Premier tour de l’élection du Conseil présidentiel libyen

Les participants au dialogue interlibyen réunis en Suisse sous le parrainage de l’ONU ont voté mardi pour élire le Conseil présidentiel mais un second tour devra se tenir, aucun des candidats n’ayant atteint le seuil des 70% voix requis, selon les Nations unies.

Le Conseil présidentiel transitoire devra être composé de trois membres (un président et deux vice-présidents) représentant la Tripolitaine (Ouest), la Cyrénaïque (Est) et le Fezzan (Sud), les trois régions libyennes.

Les images diffusées en direct par l’ONU, ont montré les 75 participants au dialogue déposant leurs votes en début d’après-midi dans trois urnes, chacune représentant une région de Libye.

Après le décompte des voix, trois figures politiques ont remporté ce premier tour.

Aguila Saleh, l’un des candidats les plus en vue de l’Est, juriste et président du Parlement basé à Tobrouk, a obtenu 9 voix.

Lors de sa présentation lundi, il avait suscité une vive polémique quand à la question de savoir comment rétablir la confiance avec les Libyens de l’Ouest après l’offensive contre Tripoli, il a répondu que « nul n’était à l’abri de l’erreur« .

Pour l’Ouest, Khaled el-Mechri, actuel président du Haut conseil de l’Etat, a obtenu 8 voix.

Pour le Sud, Abdel Majid Ghaith Seif el-Nasser, ambassadeur de Libye au Maroc, descendant d’une longue lignée de chefs tribaux arabes influents dans le Fezzan, notamment dans la ville de Sebha, a obtenu 6 voix.

Second tour

Aucun des candidats n’ayant pu atteindre le seuil des 70% des voix, un second tour sera organisé mais sous le format des listes cette fois, a précisé Stephanie Williams, chef de la Mission de l’ONU en Libye, après l’annonce des résultats.

Les délégués de tous bords auront ensuite jusqu’à vendredi pour désigner un Premier ministre.

Selon l’ONU, le futur conseil transitoire aura pour mission de « réunifier les institutions de l’Etat et assurer la sécurité » jusqu’aux élections prévues en décembre.

La Libye est plongée dans le chaos depuis la chute du régime de Mouammar Kadhafi en 2011.
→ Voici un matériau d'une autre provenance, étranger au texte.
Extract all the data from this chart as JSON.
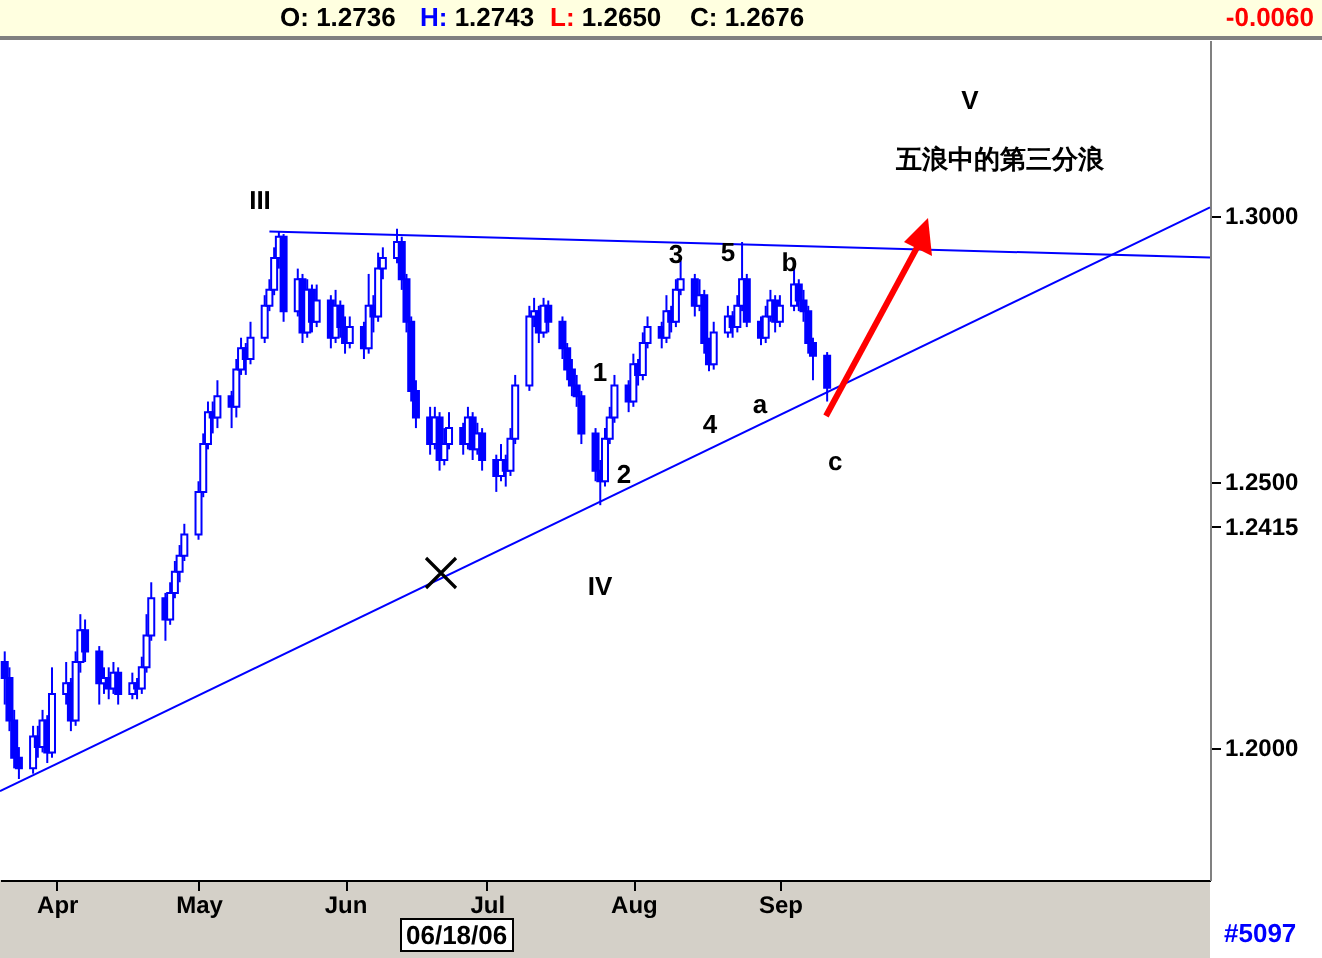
{
  "chart_data": {
    "type": "candlestick",
    "xlim": [
      "--03-20",
      "--12-01"
    ],
    "ylim": [
      1.175,
      1.333
    ],
    "xticks": [
      {
        "value": "--04-01",
        "label": "Apr"
      },
      {
        "value": "--05-01",
        "label": "May"
      },
      {
        "value": "--06-01",
        "label": "Jun"
      },
      {
        "value": "--07-01",
        "label": "Jul"
      },
      {
        "value": "--08-01",
        "label": "Aug"
      },
      {
        "value": "--09-01",
        "label": "Sep"
      }
    ],
    "yticks": [
      {
        "value": 1.2,
        "label": "1.2000"
      },
      {
        "value": 1.2415,
        "label": "1.2415"
      },
      {
        "value": 1.25,
        "label": "1.2500"
      },
      {
        "value": 1.3,
        "label": "1.3000"
      }
    ],
    "series": [
      {
        "color": "#0000ff",
        "x": [
          "--03-21",
          "--03-22",
          "--03-23",
          "--03-24",
          "--03-27",
          "--03-28",
          "--03-29",
          "--03-30",
          "--03-31",
          "--04-03",
          "--04-04",
          "--04-05",
          "--04-06",
          "--04-07",
          "--04-10",
          "--04-11",
          "--04-12",
          "--04-13",
          "--04-14",
          "--04-17",
          "--04-18",
          "--04-19",
          "--04-20",
          "--04-21",
          "--04-24",
          "--04-25",
          "--04-26",
          "--04-27",
          "--04-28",
          "--05-01",
          "--05-02",
          "--05-03",
          "--05-04",
          "--05-05",
          "--05-08",
          "--05-09",
          "--05-10",
          "--05-11",
          "--05-12",
          "--05-15",
          "--05-16",
          "--05-17",
          "--05-18",
          "--05-19",
          "--05-22",
          "--05-23",
          "--05-24",
          "--05-25",
          "--05-26",
          "--05-29",
          "--05-30",
          "--05-31",
          "--06-01",
          "--06-02",
          "--06-05",
          "--06-06",
          "--06-07",
          "--06-08",
          "--06-09",
          "--06-12",
          "--06-13",
          "--06-14",
          "--06-15",
          "--06-16",
          "--06-19",
          "--06-20",
          "--06-21",
          "--06-22",
          "--06-23",
          "--06-26",
          "--06-27",
          "--06-28",
          "--06-29",
          "--06-30",
          "--07-03",
          "--07-04",
          "--07-05",
          "--07-06",
          "--07-07",
          "--07-10",
          "--07-11",
          "--07-12",
          "--07-13",
          "--07-14",
          "--07-17",
          "--07-18",
          "--07-19",
          "--07-20",
          "--07-21",
          "--07-24",
          "--07-25",
          "--07-26",
          "--07-27",
          "--07-28",
          "--07-31",
          "--08-01",
          "--08-02",
          "--08-03",
          "--08-04",
          "--08-07",
          "--08-08",
          "--08-09",
          "--08-10",
          "--08-11",
          "--08-14",
          "--08-15",
          "--08-16",
          "--08-17",
          "--08-18",
          "--08-21",
          "--08-22",
          "--08-23",
          "--08-24",
          "--08-25",
          "--08-28",
          "--08-29",
          "--08-30",
          "--08-31",
          "--09-01",
          "--09-04",
          "--09-05",
          "--09-06",
          "--09-07",
          "--09-08",
          "--09-11"
        ],
        "ohlc": [
          [
            1.216,
            1.218,
            1.208,
            1.213
          ],
          [
            1.213,
            1.215,
            1.203,
            1.205
          ],
          [
            1.205,
            1.207,
            1.196,
            1.198
          ],
          [
            1.198,
            1.2,
            1.194,
            1.196
          ],
          [
            1.196,
            1.204,
            1.195,
            1.202
          ],
          [
            1.202,
            1.204,
            1.198,
            1.2
          ],
          [
            1.2,
            1.207,
            1.199,
            1.205
          ],
          [
            1.205,
            1.206,
            1.197,
            1.199
          ],
          [
            1.199,
            1.215,
            1.198,
            1.21
          ],
          [
            1.21,
            1.216,
            1.208,
            1.212
          ],
          [
            1.212,
            1.213,
            1.203,
            1.205
          ],
          [
            1.205,
            1.218,
            1.204,
            1.216
          ],
          [
            1.216,
            1.225,
            1.214,
            1.222
          ],
          [
            1.222,
            1.224,
            1.216,
            1.218
          ],
          [
            1.218,
            1.219,
            1.208,
            1.212
          ],
          [
            1.212,
            1.215,
            1.21,
            1.213
          ],
          [
            1.213,
            1.215,
            1.209,
            1.211
          ],
          [
            1.211,
            1.216,
            1.21,
            1.214
          ],
          [
            1.214,
            1.215,
            1.208,
            1.21
          ],
          [
            1.21,
            1.214,
            1.209,
            1.212
          ],
          [
            1.212,
            1.213,
            1.209,
            1.211
          ],
          [
            1.211,
            1.217,
            1.21,
            1.215
          ],
          [
            1.215,
            1.225,
            1.214,
            1.221
          ],
          [
            1.221,
            1.231,
            1.22,
            1.228
          ],
          [
            1.228,
            1.229,
            1.22,
            1.224
          ],
          [
            1.224,
            1.231,
            1.223,
            1.229
          ],
          [
            1.229,
            1.235,
            1.228,
            1.233
          ],
          [
            1.233,
            1.238,
            1.231,
            1.236
          ],
          [
            1.236,
            1.242,
            1.235,
            1.24
          ],
          [
            1.24,
            1.25,
            1.239,
            1.248
          ],
          [
            1.248,
            1.259,
            1.247,
            1.257
          ],
          [
            1.257,
            1.265,
            1.256,
            1.263
          ],
          [
            1.263,
            1.265,
            1.259,
            1.262
          ],
          [
            1.262,
            1.269,
            1.26,
            1.266
          ],
          [
            1.266,
            1.267,
            1.26,
            1.264
          ],
          [
            1.264,
            1.273,
            1.262,
            1.271
          ],
          [
            1.271,
            1.277,
            1.27,
            1.275
          ],
          [
            1.275,
            1.276,
            1.27,
            1.273
          ],
          [
            1.273,
            1.28,
            1.272,
            1.277
          ],
          [
            1.277,
            1.285,
            1.276,
            1.283
          ],
          [
            1.283,
            1.288,
            1.282,
            1.286
          ],
          [
            1.286,
            1.294,
            1.285,
            1.292
          ],
          [
            1.292,
            1.297,
            1.29,
            1.296
          ],
          [
            1.296,
            1.2965,
            1.28,
            1.282
          ],
          [
            1.282,
            1.29,
            1.281,
            1.288
          ],
          [
            1.288,
            1.289,
            1.276,
            1.278
          ],
          [
            1.278,
            1.288,
            1.277,
            1.286
          ],
          [
            1.286,
            1.287,
            1.278,
            1.28
          ],
          [
            1.28,
            1.287,
            1.279,
            1.284
          ],
          [
            1.284,
            1.285,
            1.275,
            1.277
          ],
          [
            1.277,
            1.286,
            1.276,
            1.283
          ],
          [
            1.283,
            1.284,
            1.277,
            1.279
          ],
          [
            1.279,
            1.281,
            1.274,
            1.276
          ],
          [
            1.276,
            1.281,
            1.275,
            1.279
          ],
          [
            1.279,
            1.28,
            1.273,
            1.275
          ],
          [
            1.275,
            1.289,
            1.274,
            1.283
          ],
          [
            1.283,
            1.285,
            1.278,
            1.281
          ],
          [
            1.281,
            1.293,
            1.28,
            1.29
          ],
          [
            1.29,
            1.294,
            1.288,
            1.292
          ],
          [
            1.292,
            1.2975,
            1.291,
            1.295
          ],
          [
            1.295,
            1.296,
            1.286,
            1.288
          ],
          [
            1.288,
            1.289,
            1.278,
            1.28
          ],
          [
            1.28,
            1.281,
            1.265,
            1.267
          ],
          [
            1.267,
            1.269,
            1.26,
            1.262
          ],
          [
            1.262,
            1.264,
            1.255,
            1.257
          ],
          [
            1.257,
            1.264,
            1.256,
            1.262
          ],
          [
            1.262,
            1.263,
            1.252,
            1.254
          ],
          [
            1.254,
            1.26,
            1.253,
            1.257
          ],
          [
            1.257,
            1.263,
            1.256,
            1.26
          ],
          [
            1.26,
            1.261,
            1.255,
            1.257
          ],
          [
            1.257,
            1.264,
            1.256,
            1.262
          ],
          [
            1.262,
            1.263,
            1.254,
            1.256
          ],
          [
            1.256,
            1.261,
            1.255,
            1.259
          ],
          [
            1.259,
            1.26,
            1.252,
            1.254
          ],
          [
            1.254,
            1.255,
            1.248,
            1.251
          ],
          [
            1.251,
            1.257,
            1.25,
            1.254
          ],
          [
            1.254,
            1.255,
            1.249,
            1.252
          ],
          [
            1.252,
            1.26,
            1.251,
            1.258
          ],
          [
            1.258,
            1.27,
            1.257,
            1.268
          ],
          [
            1.268,
            1.283,
            1.267,
            1.281
          ],
          [
            1.281,
            1.2845,
            1.279,
            1.282
          ],
          [
            1.282,
            1.283,
            1.276,
            1.278
          ],
          [
            1.278,
            1.2845,
            1.277,
            1.283
          ],
          [
            1.283,
            1.284,
            1.278,
            1.28
          ],
          [
            1.28,
            1.281,
            1.273,
            1.275
          ],
          [
            1.275,
            1.276,
            1.269,
            1.271
          ],
          [
            1.271,
            1.273,
            1.266,
            1.268
          ],
          [
            1.268,
            1.27,
            1.264,
            1.266
          ],
          [
            1.266,
            1.267,
            1.257,
            1.259
          ],
          [
            1.259,
            1.26,
            1.25,
            1.252
          ],
          [
            1.252,
            1.254,
            1.2455,
            1.25
          ],
          [
            1.25,
            1.26,
            1.249,
            1.258
          ],
          [
            1.258,
            1.264,
            1.257,
            1.262
          ],
          [
            1.262,
            1.27,
            1.261,
            1.268
          ],
          [
            1.268,
            1.269,
            1.263,
            1.265
          ],
          [
            1.265,
            1.274,
            1.264,
            1.272
          ],
          [
            1.272,
            1.273,
            1.268,
            1.27
          ],
          [
            1.27,
            1.278,
            1.269,
            1.276
          ],
          [
            1.276,
            1.281,
            1.275,
            1.279
          ],
          [
            1.279,
            1.28,
            1.275,
            1.277
          ],
          [
            1.277,
            1.285,
            1.276,
            1.282
          ],
          [
            1.282,
            1.283,
            1.278,
            1.28
          ],
          [
            1.28,
            1.288,
            1.279,
            1.286
          ],
          [
            1.286,
            1.2915,
            1.285,
            1.288
          ],
          [
            1.288,
            1.289,
            1.281,
            1.283
          ],
          [
            1.283,
            1.288,
            1.282,
            1.285
          ],
          [
            1.285,
            1.286,
            1.274,
            1.276
          ],
          [
            1.276,
            1.277,
            1.2707,
            1.272
          ],
          [
            1.272,
            1.28,
            1.271,
            1.278
          ],
          [
            1.278,
            1.283,
            1.277,
            1.281
          ],
          [
            1.281,
            1.282,
            1.277,
            1.279
          ],
          [
            1.279,
            1.285,
            1.278,
            1.283
          ],
          [
            1.283,
            1.295,
            1.282,
            1.288
          ],
          [
            1.288,
            1.289,
            1.279,
            1.28
          ],
          [
            1.28,
            1.281,
            1.2756,
            1.277
          ],
          [
            1.277,
            1.283,
            1.276,
            1.281
          ],
          [
            1.281,
            1.286,
            1.28,
            1.284
          ],
          [
            1.284,
            1.285,
            1.278,
            1.28
          ],
          [
            1.28,
            1.285,
            1.279,
            1.283
          ],
          [
            1.283,
            1.291,
            1.282,
            1.287
          ],
          [
            1.287,
            1.288,
            1.282,
            1.284
          ],
          [
            1.284,
            1.286,
            1.28,
            1.282
          ],
          [
            1.282,
            1.283,
            1.274,
            1.276
          ],
          [
            1.276,
            1.277,
            1.269,
            1.2736
          ],
          [
            1.2736,
            1.2743,
            1.265,
            1.2676
          ]
        ]
      },
      {
        "type": "line",
        "color": "#0000ff",
        "x": [
          "--05-16",
          "--12-01"
        ],
        "values": [
          1.297,
          1.2921
        ]
      },
      {
        "type": "line",
        "color": "#0000ff",
        "x": [
          "--03-20",
          "--12-01"
        ],
        "values": [
          1.1917,
          1.3015
        ]
      }
    ],
    "annotations": [
      "O: 1.2736",
      "H: 1.2743",
      "L: 1.2650",
      "C: 1.2676",
      "-0.0060",
      "06/18/06",
      "#5097",
      "III",
      "IV",
      "V",
      "五浪中的第三分浪",
      "1",
      "2",
      "4",
      "5",
      "a",
      {
        "text": "c",
        "x": "--09-11",
        "y": 1.265
      },
      {
        "text": "3",
        "x": "--08-10",
        "y": 1.2925
      },
      {
        "text": "b",
        "x": "--09-03",
        "y": 1.291
      }
    ]
  }
}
Deux autorités s’y disputent le pouvoir: à l’Ouest, le Gouvernement d’union nationale (GNA à Tripoli), reconnu par l’ONU et soutenu par la Turquie, et un pouvoir incarné par Khalifa Haftar, homme fort de l’Est, soutenu par la Russie et les Emirats arabes unis notamment.

Après l’échec d’une offensive lancée par le maréchal Haftar en avril 2019 pour conquérir Tripoli, les deux camps ont conclu un cessez-le-feu en octobre et retrouvé le chemin du dialogue, encouragé par l’ONU.

Lundi, les 24 candidats aux trois postes du Conseil présidentiel ont défendu leurs candidatures par visioconférence.

La plupart ont appelé à la réconciliation et au retrait des mercenaires toujours présents sur le sol libyen. Des candidats de l’Ouest ont appelé à poursuivre les auteurs des « crimes de guerre« .

Les 21 candidats au poste de Premier ministre devront ensuite défendre leurs candidatures selon le même format. L’actuel ministre de l’Intérieur du GNA, Fathi Bachagha, un poids-lourd de la politique locale, fait figure de favori pour ce poste.

Le dialogue interlibyen a été lancé en Tunisie en novembre 2020. Mi-novembre, les participants ont trouvé un accord sur l’organisation d’élections « nationales » le 24 décembre 2021.